Project I: Twin Studies

 

Principal Investigator: John C. DeFries

Co-Investigators: Sally J. Wadsworth and Erik G. Willcutt

 

Goals of Project I: The long-range goals of this project are the identification, characterization and validation of etiologically distinct subtypes or dimensions of learning disabilities. To accomplish these goals, the twins and their siblings are administered an extensive psychometric test battery that includes tests of general cognitive ability and academic achievement. In collaboration with investigators from Research Projects II, III, and IV, resulting data are used to assess the genetic and environmental etiologies of reading deficits, ADHD, and their comorbidity, as well as their covariation with measures of other psychopathology, reading, language and perceptual processes, mathematics performance and executive functions. The multiple regression analysis of selected twin data (DeFries & Fulker, 1985, 1988) is used to assess the etiology of group deficits in reading performance, as well as the etiology of individual differences. It has also been used to test novel hypotheses of differential etiology of reading difficulties as a function of ADHD dimensions or subtypes, age, gender, and cognitive ability, and to assess the hypothesis that the etiology of deviant scores differs from that of individual differences within the normal range. Bivariate heritability between RD and other disorders, such as ADHD is also assessed, and QTL analyses are used to assess genetic linkage of reading deficits (Fulker et al., 1991; Cardon et al., 1994).

 

Participants: Since 1982, over 2,500 twins and their families have participated in the CLDRC twin project. Twin pairs in which at least one twin has a school history of reading problems or ADHD symptoms are ascertained systematically through 27 cooperating school districts in Colorado. In addition, a comparison sample of twins without RD or ADHD is recruited. The following table summarizes the total number of twin pairs tested to date.

 

 

Monozygotic Twin Pairs

(Identical)

Dizygotic Twin Pairs

(fraternal)

Total Twin Pairs

 

 

Same-sex

Opposite-sex

 

At least one twin has RD

267

215

154

636

At least one twin has ADHD

40

36

41

117

Comparison twins without RD or ADHD

228

150

99

477

 

The twins are administered an extensive battery of tests in the laboratories of John C. DeFries at the Institute for Behavioral Genetics, Richard K. Olson at the Department of Psychology, University of Colorado, and Bruce F. Pennington at the Department of Psychology, University of Denver. These tests include measures of cognitive ability, reading and mathematics achievement, reading-related language processes, executive functions, and psychopathology.

 

Results: In approximately two-thirds of the pairs of identical twins, both members of the pair are affected, whereas the corresponding concordance rate for RD in the same-sex fraternal twins is only about a third, a highly significant difference. Although this comparison of concordance rates in identical and fraternal twin pairs clearly indicates that reading disability is due in part to genetic influences, multiple regression analyses of reading performance data provide a statistically more powerful and versatile test (DeFries & Fulker, 1985). When reading performance data were recently subjected to multiple regression analysis (sometimes referred to as DF analysis), we found that over half (0.57) of the reading deficit of the affected members of these twin pairs was due to genetic influences, a very highly significant result.
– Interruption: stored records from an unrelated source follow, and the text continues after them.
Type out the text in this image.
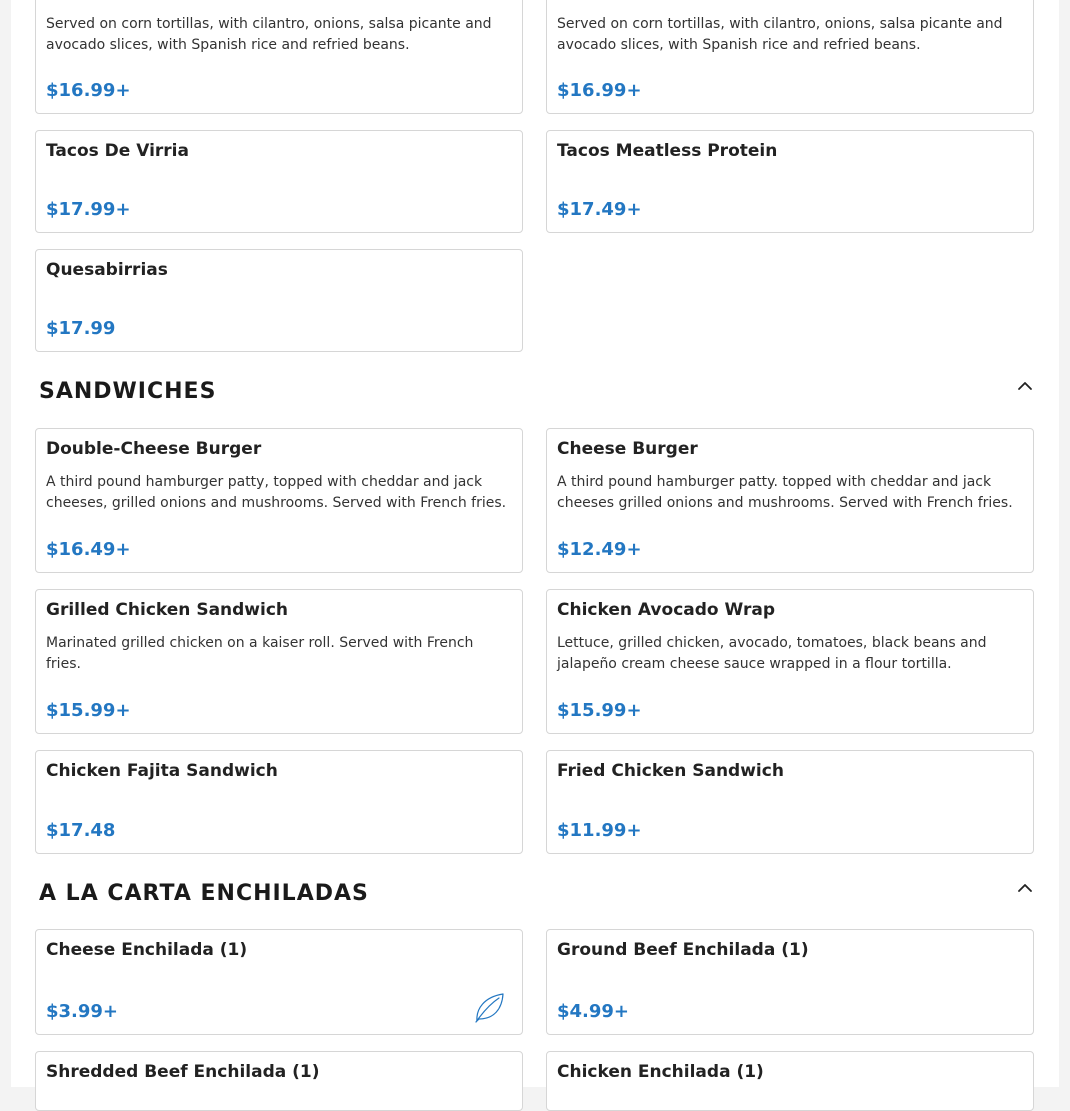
Served on corn tortillas, with cilantro, onions, salsa picante and avocado slices, with Spanish rice and refried beans.
$16.99+
Served on corn tortillas, with cilantro, onions, salsa picante and avocado slices, with Spanish rice and refried beans.
$16.99+
Tacos De Virria
$17.99+
Tacos Meatless Protein
$17.49+
Quesabirrias
$17.99
SANDWICHES
Double-Cheese Burger
A third pound hamburger patty, topped with cheddar and jack cheeses, grilled onions and mushrooms. Served with French fries.
$16.49+
Cheese Burger
A third pound hamburger patty. topped with cheddar and jack cheeses grilled onions and mushrooms. Served with French fries.
$12.49+
Grilled Chicken Sandwich
Marinated grilled chicken on a kaiser roll. Served with French fries.
$15.99+
Chicken Avocado Wrap
Lettuce, grilled chicken, avocado, tomatoes, black beans and jalapeño cream cheese sauce wrapped in a flour tortilla.
$15.99+
Chicken Fajita Sandwich
$17.48
Fried Chicken Sandwich
$11.99+
A LA CARTA ENCHILADAS
Cheese Enchilada (1)
$3.99+
Ground Beef Enchilada (1)
$4.99+
Shredded Beef Enchilada (1)	Chicken Enchilada (1)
In addition to obtaining compelling evidence for the heritable nature of reading disability, we have also recently found that the etiology of reading disability differs as a function of IQ and age. Results obtained from DF analyses indicate that heritable influences are substantially more important for twin pairs with an average IQ over 100 than for those with a lower IQ (0.75 versus 0.43, respectively). Also, we have obtained some evidence that the causes of reading and spelling deficits may change differentially as a function of age. Whereas deficits in reading performance are somewhat more heritable in younger children than in older children (0.64 vs. 0.47), the converse pattern occurred for spelling difficulties (0.52 vs. 0.68).